Statistical Rethinking Workthrough Blog

Listening

For part 2, I’m going to try working through this step by step like he does in the book.

Setup

loading libraries and defaults

library(tidyverse)
library(tidybayes)
library(brms)
library(gt)
library(gtsummary)
library(patchwork)
library(ggblend)
library(marginaleffects)
library(dagitty)
library(ggdag)
library(ggrepel)

source(here::here("_defaults.R"))

set.seed(2023-7-7)

The data

We’re looking at the rethinking::milk data

data(milk, package = "rethinking")

Let’s try some summaries. For the categorical data, I’m going to do my own custom summary, but for the numeric columns I’ll just use gtsummary::tbl_summary().

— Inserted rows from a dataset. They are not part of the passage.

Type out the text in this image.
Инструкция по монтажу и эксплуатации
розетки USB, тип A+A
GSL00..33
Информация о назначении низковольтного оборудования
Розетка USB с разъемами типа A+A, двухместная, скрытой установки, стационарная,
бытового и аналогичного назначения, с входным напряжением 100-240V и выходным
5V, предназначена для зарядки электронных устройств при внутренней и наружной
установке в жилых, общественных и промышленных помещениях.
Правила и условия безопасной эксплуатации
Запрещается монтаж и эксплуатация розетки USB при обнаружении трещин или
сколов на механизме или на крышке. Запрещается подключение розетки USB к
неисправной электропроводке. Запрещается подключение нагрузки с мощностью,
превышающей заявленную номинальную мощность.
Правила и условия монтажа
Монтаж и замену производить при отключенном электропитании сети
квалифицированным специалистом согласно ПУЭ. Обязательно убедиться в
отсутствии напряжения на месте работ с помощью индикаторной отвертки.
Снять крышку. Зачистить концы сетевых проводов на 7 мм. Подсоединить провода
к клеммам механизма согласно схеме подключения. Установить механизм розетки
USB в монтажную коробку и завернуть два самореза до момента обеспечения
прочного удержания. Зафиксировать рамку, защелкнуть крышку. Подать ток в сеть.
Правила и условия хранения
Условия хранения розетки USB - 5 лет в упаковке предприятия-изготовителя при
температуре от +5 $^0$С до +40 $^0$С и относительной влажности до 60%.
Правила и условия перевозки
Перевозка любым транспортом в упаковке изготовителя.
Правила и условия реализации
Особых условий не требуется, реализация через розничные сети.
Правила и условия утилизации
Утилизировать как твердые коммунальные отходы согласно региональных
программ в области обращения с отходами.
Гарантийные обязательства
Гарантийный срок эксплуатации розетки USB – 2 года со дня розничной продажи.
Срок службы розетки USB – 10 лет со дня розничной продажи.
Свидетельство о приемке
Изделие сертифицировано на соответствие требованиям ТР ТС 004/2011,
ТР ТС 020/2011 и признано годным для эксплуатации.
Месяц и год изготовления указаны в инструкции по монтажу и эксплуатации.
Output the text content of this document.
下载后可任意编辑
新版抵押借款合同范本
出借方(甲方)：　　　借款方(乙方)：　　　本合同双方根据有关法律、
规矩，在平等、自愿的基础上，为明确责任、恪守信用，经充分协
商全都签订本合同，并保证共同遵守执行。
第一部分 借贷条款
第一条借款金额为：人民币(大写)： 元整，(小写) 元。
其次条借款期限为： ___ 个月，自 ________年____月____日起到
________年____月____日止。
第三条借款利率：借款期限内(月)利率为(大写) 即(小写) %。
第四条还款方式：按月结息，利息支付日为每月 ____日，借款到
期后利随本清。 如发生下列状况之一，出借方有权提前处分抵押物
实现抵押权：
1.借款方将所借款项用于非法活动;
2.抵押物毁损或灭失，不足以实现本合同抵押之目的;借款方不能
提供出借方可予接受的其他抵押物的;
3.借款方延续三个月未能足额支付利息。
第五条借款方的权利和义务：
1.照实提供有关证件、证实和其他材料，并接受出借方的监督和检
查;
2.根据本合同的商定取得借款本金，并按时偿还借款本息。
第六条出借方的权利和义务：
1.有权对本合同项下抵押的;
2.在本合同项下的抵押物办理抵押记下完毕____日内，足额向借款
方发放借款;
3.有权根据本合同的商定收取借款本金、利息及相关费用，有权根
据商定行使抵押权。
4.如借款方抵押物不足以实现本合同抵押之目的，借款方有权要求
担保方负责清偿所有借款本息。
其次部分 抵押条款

As it turns out, just like usual when I start trying to finesse things, the code got a little intense.

Categorical summary

milk |> 
  select(
    where(
      ~!is.numeric(.x)
    )
  ) |> 
  pivot_longer(
    cols = everything(),
    names_to = "var",
    values_to = "value"
  ) |> 
  summarise(
    .by = var,
    total_groups = n_distinct(value),
    most_common = fct_count(
      factor(value),
      sort = T,
      prop = T
      ) |> 
      slice(1)
  ) |> 
  unnest(most_common) |> 
  gt() |> 
     cols_label(
       var = "Variable",
       total_groups = "Total Groups",
       f = "Most common",
       n = "Number of most common",
       p = "Proportion of most common"
     ) |> 
  fmt_number(
    columns = p,
    decimals = 2
  )

Variable	Total Groups	Most common	Number of most common	Proportion of most common
clade	4	Ape	9	0.31
species	29	A palliata	1	0.03

Table 1:

Summary of categorical variables

Comparing the code I wrote for the categorical variables to how straightforward tbl_summary() is kind of illustrates how useful these out-of-the-box tools can be.

milk |> 
  select(
    where(is.numeric)
  ) |> 
  tbl_summary()

Characteristic	N = 29¹
kcal.per.g	0.60 (0.49, 0.73)
perc.fat	37 (21, 46)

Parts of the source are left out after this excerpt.